We've had great success with our hp digital camera, whose photos we send to our desktop computer via a USB cable. We recently decided we wanted to be able to plug the camera into our laptop computers. Yet, oddly, the USB cable that fits perfectly into our desktop doesn't fit into either one of our laptops. Any idea what could possibly be wrong? Thanks.


----------



## PopPicker (Sep 21, 2004)

When you say it doesn't fit, does this mean it won't fit into the laptop's USB ports or that the laptop doesn't have USB ports. 

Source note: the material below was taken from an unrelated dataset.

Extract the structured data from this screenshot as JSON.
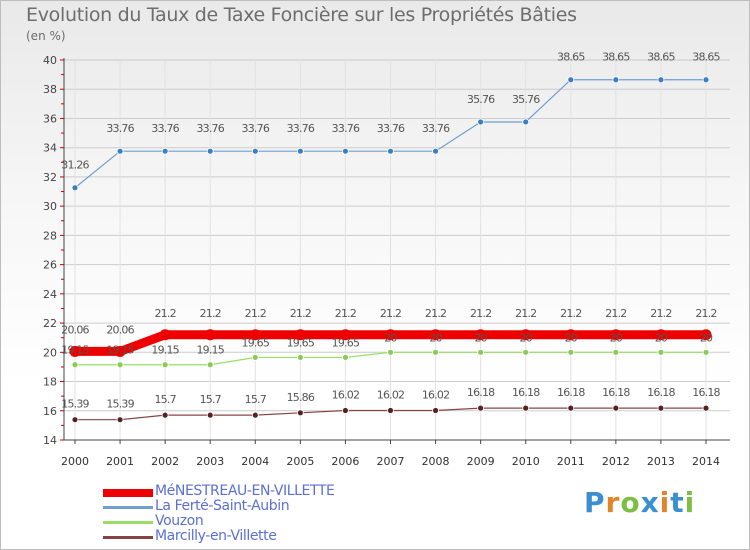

It could be also that your laptop's have firewire ports and USB ports and you're just trying to plug in the wrong hole, 

If your laptop's are rather elderly (that's as polite as I can be) they may not have USB ports at all. 

PP


----------



## DoubleHelix (Dec 10, 2004)

All USB ports are the same size. Are you plugging the cable in upside down?


----------



## TWoods (Jul 3, 2005)

The USB symbol is on both the cable itself and the two laptop ports. (It's a Compaq I just bought, and I am sure they are USB ports.) And yet while the SIZE of the port is the same as the size of the end of the cable, it won't go in. It won't even slightly go in. I must sound like a pathetic novice with computers, but that isn't true at all. Any theories would be appreciated.


----------



## DoubleHelix (Dec 10, 2004)

Turn the end over.


----------



## TWoods (Jul 3, 2005)

I just got it to go in. I should be shot. Thanks. I don't know what was wrong before.


----------



## DarqueMist (Jan 16, 2001)

DoubleHelix said:


> All USB ports are the same size. Are you plugging the cable in upside down?


I could be wrong here but don't USB ports come in 2 sizes? 
USB A(a little almost square one), USB B (the little flat one we are most used to)


----------